Waktu itu aku sedang semangat-semangatnya mendaftar beasiswa
S1 ke Turki.
Ah, Fik...
Lalu Seli, teman kuliahku pernah “cemburu” padaku sebab aku
punya impian—yang bagiku itu—besar.
Ah, Sel...
Aku tidak sehebat itu. Aku payah. Yang ingin kukatakan
adalah bahwa orang yang kalian puji itu tak ubahnya seorang pengecut. Orang
yang kalian puji punya banyak sekali ketakutan dan keraguan di dalam dirinya.
Segala impian itu seperti sebuah tirai untuk menutupi siapa diriku. Nyaliku
kecil sekali untuk mengubah semua jadi nyata. Aku telah kalah sejak dulu. Dan sayangnya
raga ini terlampau menikmatinya. Mengkerdilkan
diri sendiri dan meringkuk di zona nyaman. Disaat yang bersamaan, tangan ini
tidak mau melepaskannya. Mimpi-mimpi itu masih dalam genggaman. Tidak ada
bedanya dengan jalan di tempat bukan? Semuanya sekadar wacana saja.

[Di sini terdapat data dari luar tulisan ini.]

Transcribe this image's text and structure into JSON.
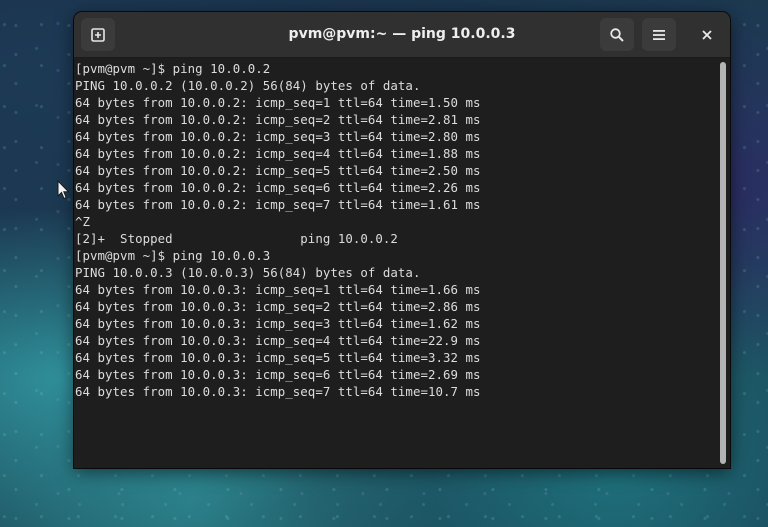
{
  "window": {
    "title": "pvm@pvm:~ — ping 10.0.0.3"
  },
  "header": {
    "buttons": [
      {
        "name": "new-tab",
        "icon": "new-tab-icon"
      },
      {
        "name": "search",
        "icon": "search-icon"
      },
      {
        "name": "menu",
        "icon": "hamburger-menu-icon"
      },
      {
        "name": "close",
        "icon": "close-icon"
      }
    ]
  },
  "terminal": {
    "lines": [
      "[pvm@pvm ~]$ ping 10.0.0.2",
      "PING 10.0.0.2 (10.0.0.2) 56(84) bytes of data.",
      "64 bytes from 10.0.0.2: icmp_seq=1 ttl=64 time=1.50 ms",
      "64 bytes from 10.0.0.2: icmp_seq=2 ttl=64 time=2.81 ms",
      "64 bytes from 10.0.0.2: icmp_seq=3 ttl=64 time=2.80 ms",
      "64 bytes from 10.0.0.2: icmp_seq=4 ttl=64 time=1.88 ms",
      "64 bytes from 10.0.0.2: icmp_seq=5 ttl=64 time=2.50 ms",
      "64 bytes from 10.0.0.2: icmp_seq=6 ttl=64 time=2.26 ms",
      "64 bytes from 10.0.0.2: icmp_seq=7 ttl=64 time=1.61 ms",
      "^Z",
      "[2]+  Stopped                 ping 10.0.0.2",
      "[pvm@pvm ~]$ ping 10.0.0.3",
      "PING 10.0.0.3 (10.0.0.3) 56(84) bytes of data.",
      "64 bytes from 10.0.0.3: icmp_seq=1 ttl=64 time=1.66 ms",
      "64 bytes from 10.0.0.3: icmp_seq=2 ttl=64 time=2.86 ms",
      "64 bytes from 10.0.0.3: icmp_seq=3 ttl=64 time=1.62 ms",
      "64 bytes from 10.0.0.3: icmp_seq=4 ttl=64 time=22.9 ms",
      "64 bytes from 10.0.0.3: icmp_seq=5 ttl=64 time=3.32 ms",
      "64 bytes from 10.0.0.3: icmp_seq=6 ttl=64 time=2.69 ms",
      "64 bytes from 10.0.0.3: icmp_seq=7 ttl=64 time=10.7 ms"
    ]
  },
  "colors": {
    "terminal_bg": "#1e1e1e",
    "terminal_fg": "#dcdcdc",
    "header_bg": "#303030",
    "button_bg": "#3b3b3b",
    "scrollbar_thumb": "#b3b3b3"
  }
}
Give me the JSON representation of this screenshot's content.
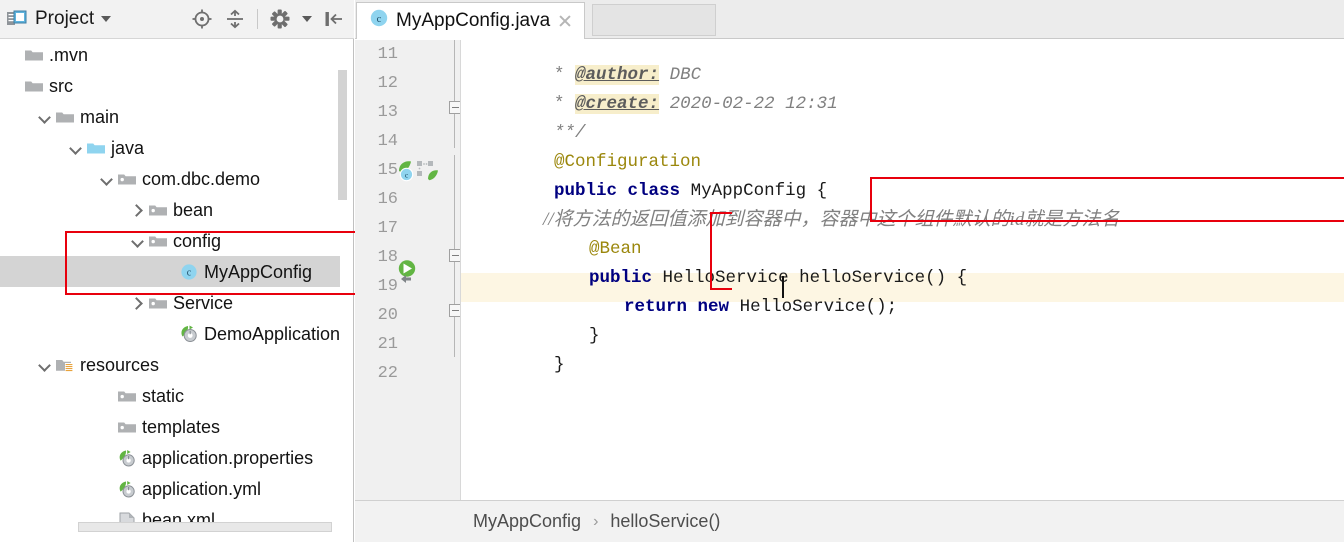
{
  "project_panel": {
    "title": "Project",
    "toolbar_icons": [
      "locate-target-icon",
      "collapse-all-icon",
      "settings-gear-icon",
      "hide-panel-icon"
    ],
    "tree": [
      {
        "label": ".mvn",
        "icon": "folder-grey-icon",
        "indent": 0,
        "arrow": "none",
        "selected": false
      },
      {
        "label": "src",
        "icon": "folder-grey-icon",
        "indent": 0,
        "arrow": "none",
        "selected": false
      },
      {
        "label": "main",
        "icon": "folder-grey-icon",
        "indent": 1,
        "arrow": "down",
        "selected": false
      },
      {
        "label": "java",
        "icon": "folder-blue-icon",
        "indent": 2,
        "arrow": "down",
        "selected": false
      },
      {
        "label": "com.dbc.demo",
        "icon": "package-icon",
        "indent": 3,
        "arrow": "down",
        "selected": false
      },
      {
        "label": "bean",
        "icon": "package-icon",
        "indent": 4,
        "arrow": "right",
        "selected": false
      },
      {
        "label": "config",
        "icon": "package-icon",
        "indent": 4,
        "arrow": "down",
        "selected": false
      },
      {
        "label": "MyAppConfig",
        "icon": "java-class-icon",
        "indent": 5,
        "arrow": "none",
        "selected": true
      },
      {
        "label": "Service",
        "icon": "package-icon",
        "indent": 4,
        "arrow": "right",
        "selected": false
      },
      {
        "label": "DemoApplication",
        "icon": "spring-boot-class-icon",
        "indent": 5,
        "arrow": "none",
        "selected": false
      },
      {
        "label": "resources",
        "icon": "resources-folder-icon",
        "indent": 1,
        "arrow": "down",
        "selected": false
      },
      {
        "label": "static",
        "icon": "package-icon",
        "indent": 3,
        "arrow": "none",
        "selected": false
      },
      {
        "label": "templates",
        "icon": "package-icon",
        "indent": 3,
        "arrow": "none",
        "selected": false
      },
      {
        "label": "application.properties",
        "icon": "spring-file-icon",
        "indent": 3,
        "arrow": "none",
        "selected": false
      },
      {
        "label": "application.yml",
        "icon": "spring-file-icon",
        "indent": 3,
        "arrow": "none",
        "selected": false
      },
      {
        "label": "bean.xml",
        "icon": "xml-file-icon",
        "indent": 3,
        "arrow": "none",
        "selected": false
      }
    ]
  },
  "editor": {
    "tab": {
      "label": "MyAppConfig.java",
      "icon": "java-class-icon",
      "close": "close-icon"
    },
    "first_line_number": 11,
    "lines": [
      {
        "num": 11,
        "gutter_icon": "none"
      },
      {
        "num": 12,
        "gutter_icon": "none"
      },
      {
        "num": 13,
        "gutter_icon": "none"
      },
      {
        "num": 14,
        "gutter_icon": "none"
      },
      {
        "num": 15,
        "gutter_icon": "spring-bean-class-icon"
      },
      {
        "num": 16,
        "gutter_icon": "none"
      },
      {
        "num": 17,
        "gutter_icon": "spring-bean-navigate-icon"
      },
      {
        "num": 18,
        "gutter_icon": "none"
      },
      {
        "num": 19,
        "gutter_icon": "none"
      },
      {
        "num": 20,
        "gutter_icon": "none"
      },
      {
        "num": 21,
        "gutter_icon": "none"
      },
      {
        "num": 22,
        "gutter_icon": "none"
      }
    ],
    "code": {
      "l11_star": "*",
      "l11_tag": "@author:",
      "l11_val": "DBC",
      "l12_star": "*",
      "l12_tag": "@create:",
      "l12_val": "2020-02-22 12:31",
      "l13": "**/",
      "l14": "@Configuration",
      "l15_kw": "public class",
      "l15_name": "MyAppConfig",
      "l15_brace": "{",
      "l16_comment": "//将方法的返回值添加到容器中，容器中这个组件默认的id就是方法名",
      "l17": "@Bean",
      "l18_kw": "public",
      "l18_rest": "HelloService helloService() {",
      "l19_kw": "return new",
      "l19_rest": "HelloService();",
      "l20": "}",
      "l21": "}"
    },
    "breadcrumb": {
      "class": "MyAppConfig",
      "separator": "›",
      "method": "helloService()"
    }
  },
  "annotations": {
    "color": "#e8000d",
    "boxes": [
      "config-package-highlight",
      "chinese-comment-highlight",
      "bean-method-marker"
    ]
  },
  "colors": {
    "keyword": "#000080",
    "annotation": "#9b870c",
    "comment": "#808080",
    "selection": "#d4d4d4",
    "current_line": "#fdf6e3",
    "javadoc_tag_bg": "#f7eecb"
  }
}
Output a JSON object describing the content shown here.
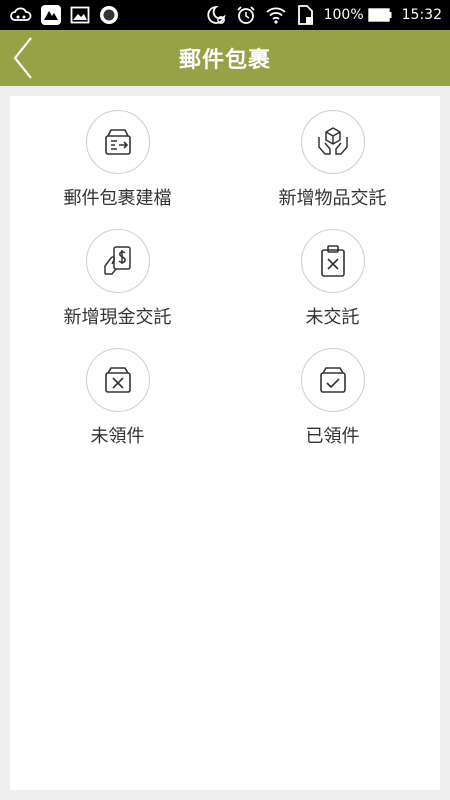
{
  "status_bar": {
    "battery_percent": "100%",
    "time": "15:32",
    "icons": [
      "cloud-link-icon",
      "app-logo-icon",
      "image-icon",
      "record-icon",
      "moon-alarm-icon",
      "alarm-clock-icon",
      "wifi-icon",
      "sim-card-icon",
      "battery-icon"
    ]
  },
  "header": {
    "title": "郵件包裹",
    "back_icon": "chevron-left-icon",
    "background_color": "#97a247"
  },
  "menu": {
    "items": [
      {
        "label": "郵件包裹建檔",
        "icon": "inbox-arrow-icon"
      },
      {
        "label": "新增物品交託",
        "icon": "hands-box-icon"
      },
      {
        "label": "新增現金交託",
        "icon": "cash-hand-icon"
      },
      {
        "label": "未交託",
        "icon": "clipboard-x-icon"
      },
      {
        "label": "未領件",
        "icon": "tray-x-icon"
      },
      {
        "label": "已領件",
        "icon": "tray-check-icon"
      }
    ]
  }
}
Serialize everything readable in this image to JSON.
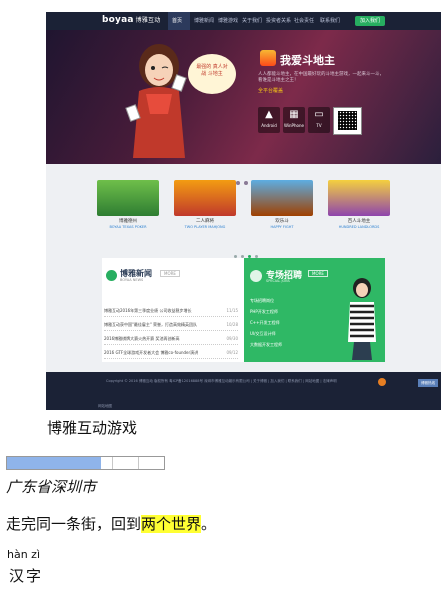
{
  "site": {
    "logo_text": "boyaa",
    "logo_cn": "博雅互动",
    "nav": [
      "首页",
      "博雅新闻",
      "博雅游戏",
      "关于我们",
      "投资者关系",
      "社会责任",
      "联系我们"
    ],
    "join_label": "加入我们",
    "hero": {
      "title": "我爱斗地主",
      "subtitle": "人人都能斗地主，在中国最好玩的斗地主游戏，一起来斗一斗，看谁是斗地主之王！",
      "tag": "全平台覆盖",
      "platforms": [
        "Android",
        "WinPhone",
        "TV"
      ],
      "bubble": "最强的 真人对战 斗地主",
      "slide_count": 5,
      "active_slide": 4
    },
    "games": [
      {
        "name": "博雅德州",
        "en": "BOYAA TEXAS POKER"
      },
      {
        "name": "二人麻将",
        "en": "TWO PLAYER MAHJONG"
      },
      {
        "name": "欢乐斗",
        "en": "HAPPY FIGHT"
      },
      {
        "name": "百人斗地主",
        "en": "HUNDRED LANDLORDS"
      }
    ],
    "news": {
      "title": "博雅新闻",
      "en": "BOYAA NEWS",
      "more": "MORE",
      "items": [
        {
          "text": "博雅互动2016年第三季度业绩 公司收益稳步增长",
          "date": "11/15"
        },
        {
          "text": "博雅互动获中国\"最佳雇主\" 荣誉，打造高效精英团队",
          "date": "10/28"
        },
        {
          "text": "2016博雅棋牌大赛火热开赛 奖池再创新高",
          "date": "09/30"
        },
        {
          "text": "2016 GTF全球游戏开发者大会 博雅co-founder演讲",
          "date": "09/12"
        }
      ]
    },
    "jobs": {
      "title": "专场招聘",
      "en": "SPECIAL JOBS",
      "more": "MORE",
      "items": [
        "专场招聘岗位",
        "PHP开发工程师",
        "C++开发工程师",
        "UI/交互设计师",
        "大数据开发工程师"
      ]
    },
    "footer": {
      "text": "Copyright © 2016 博雅互动 版权所有 粤ICP备12016888号 深圳市博雅互动娱乐有限公司 | 关于博雅 | 加入我们 | 联系我们 | 网站地图 | 法律声明",
      "button": "博雅热线",
      "link": "网站地图"
    }
  },
  "caption": "博雅互动游戏",
  "progress": {
    "percent": 60,
    "segments": 6
  },
  "location": "广东省深圳市",
  "sentence": {
    "before": "走完同一条街，回到",
    "highlight": "两个世界",
    "after": "。"
  },
  "pinyin": "hàn zì",
  "hanzi": "汉字",
  "colors": {
    "highlight": "#ffff33",
    "progress": "#8fb4ea",
    "brand_green": "#27ae60",
    "nav_bg": "#1b2236"
  }
}
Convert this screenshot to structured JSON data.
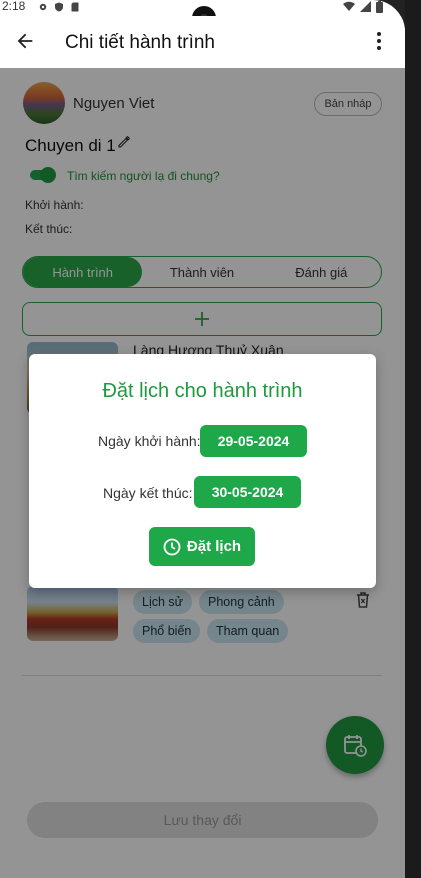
{
  "status_bar": {
    "time": "2:18"
  },
  "app_bar": {
    "title": "Chi tiết hành trình"
  },
  "profile": {
    "name": "Nguyen Viet",
    "draft_label": "Bản nháp"
  },
  "trip": {
    "name": "Chuyen di 1",
    "find_companion_label": "Tìm kiếm người lạ đi chung?",
    "start_label": "Khởi hành:",
    "end_label": "Kết thúc:"
  },
  "tabs": [
    {
      "label": "Hành trình",
      "active": true
    },
    {
      "label": "Thành viên",
      "active": false
    },
    {
      "label": "Đánh giá",
      "active": false
    }
  ],
  "places": [
    {
      "name": "Làng Hương Thuỷ Xuân"
    },
    {
      "tags": [
        "Lịch sử",
        "Phong cảnh",
        "Phổ biến",
        "Tham quan"
      ]
    }
  ],
  "save_button": {
    "label": "Lưu thay đổi"
  },
  "dialog": {
    "title": "Đặt lịch cho hành trình",
    "start_label": "Ngày khởi hành:",
    "start_date": "29-05-2024",
    "end_label": "Ngày kết thúc:",
    "end_date": "30-05-2024",
    "schedule_label": "Đặt lịch"
  },
  "colors": {
    "accent": "#1fa84a",
    "tag_background": "#c9e5f0",
    "scrim": "rgba(0,0,0,0.42)"
  },
  "icons": {
    "back": "arrow-left-icon",
    "more": "more-vertical-icon",
    "edit": "pencil-icon",
    "add": "plus-icon",
    "delete": "trash-icon",
    "fab": "calendar-clock-icon",
    "schedule": "clock-icon"
  }
}
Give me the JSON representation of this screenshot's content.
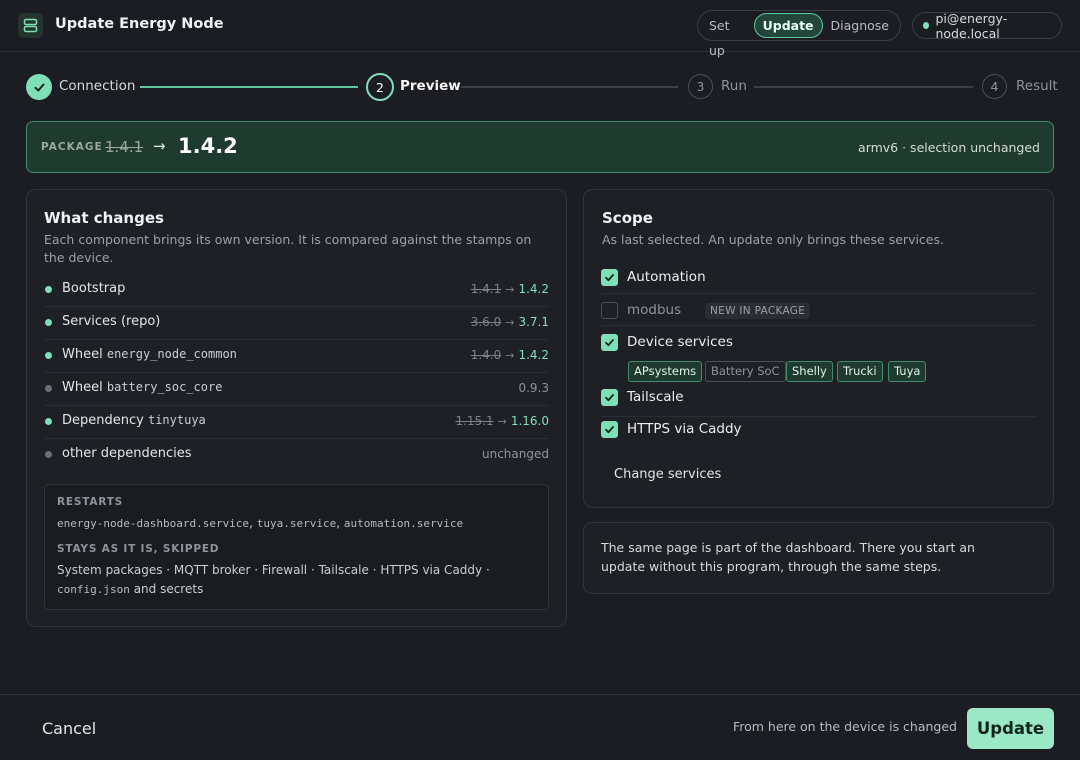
{
  "app": {
    "title": "Update Energy Node"
  },
  "modes": {
    "setup": "Set up",
    "update": "Update",
    "diagnose": "Diagnose"
  },
  "host": "pi@energy-node.local",
  "steps": [
    {
      "label": "Connection",
      "number": "1",
      "state": "done"
    },
    {
      "label": "Preview",
      "number": "2",
      "state": "current"
    },
    {
      "label": "Run",
      "number": "3",
      "state": "pending"
    },
    {
      "label": "Result",
      "number": "4",
      "state": "pending"
    }
  ],
  "package": {
    "label": "PACKAGE",
    "old_version": "1.4.1",
    "arrow": "→",
    "new_version": "1.4.2",
    "note": "armv6 · selection unchanged"
  },
  "changes": {
    "title": "What changes",
    "subtitle": "Each component brings its own version. It is compared against the stamps on the device.",
    "items": [
      {
        "label": "Bootstrap",
        "code": "",
        "old": "1.4.1",
        "new": "1.4.2",
        "status": "changed"
      },
      {
        "label": "Services (repo)",
        "code": "",
        "old": "3.6.0",
        "new": "3.7.1",
        "status": "changed"
      },
      {
        "label": "Wheel",
        "code": "energy_node_common",
        "old": "1.4.0",
        "new": "1.4.2",
        "status": "changed"
      },
      {
        "label": "Wheel",
        "code": "battery_soc_core",
        "old": "",
        "new": "0.9.3",
        "status": "same"
      },
      {
        "label": "Dependency",
        "code": "tinytuya",
        "old": "1.15.1",
        "new": "1.16.0",
        "status": "changed"
      },
      {
        "label": "other dependencies",
        "code": "",
        "old": "",
        "new": "unchanged",
        "status": "same"
      }
    ],
    "arrow": "→",
    "restarts_label": "RESTARTS",
    "restarts": [
      "energy-node-dashboard.service",
      "tuya.service",
      "automation.service"
    ],
    "restarts_separator": ",",
    "skipped_label": "STAYS AS IT IS, SKIPPED",
    "skipped_text": "System packages · MQTT broker · Firewall · Tailscale · HTTPS via Caddy ·",
    "skipped_code": "config.json",
    "skipped_tail": "and secrets"
  },
  "scope": {
    "title": "Scope",
    "subtitle": "As last selected. An update only brings these services.",
    "items": [
      {
        "label": "Automation",
        "checked": true
      },
      {
        "label": "modbus",
        "checked": false,
        "badge": "NEW IN PACKAGE"
      },
      {
        "label": "Device services",
        "checked": true
      },
      {
        "label": "Tailscale",
        "checked": true
      },
      {
        "label": "HTTPS via Caddy",
        "checked": true
      }
    ],
    "device_chips": [
      {
        "label": "APsystems",
        "on": true
      },
      {
        "label": "Battery SoC",
        "on": false
      },
      {
        "label": "Shelly",
        "on": true
      },
      {
        "label": "Trucki",
        "on": true
      },
      {
        "label": "Tuya",
        "on": true
      }
    ],
    "change_services": "Change services"
  },
  "info": {
    "text": "The same page is part of the dashboard. There you start an update without this program, through the same steps."
  },
  "footer": {
    "cancel": "Cancel",
    "note": "From here on the device is changed",
    "update": "Update"
  },
  "colors": {
    "accent": "#7fe0b8",
    "accent_dark": "#1f3a2e",
    "background": "#1b1d22"
  }
}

Surat dari Fila, teman sebangku waktu di SMA dulu seperti
sebuah pembenaran bagiku. Dia bilang, “Kalau mau menyerah, coba lihat kebelakang
seberapa jauh kamu telah melangkah.” Aku gagal mengartikannya. Berapa banyak peluang
yang sengaja aku lewatkan dengan alasan “aku belum siap”, “aku harus belajar
dulu”, “aku harus begini dulu”, “aku harus begitu dulu”. Omong kosong! Aku terlampau malas untuk berlari hingga garis
finish. Dengan sengaja aku membangun penjara di sekeliling, lalu menderita
sendiri. Sungguh itu tidak nyaman. Kalau sedang sendirian di kamar, sambil
menatap langit-langit, aku sering bertanya, “Ada apa? Kenapa? Kenapa susah
sekali untuk bergerak?” Tidak akan seseorang sampai ke puncak gunung kalau
terus menerus merasa takut dan menolak lelah. Aku sadar betul bahwa sampai
kapan pun tidak akan pernah menggapai impian kalau begini terus. Aku seperti depresi
berada di situasi seperti ini. Tidak punya jawaban. Lalu menangis dalam hening.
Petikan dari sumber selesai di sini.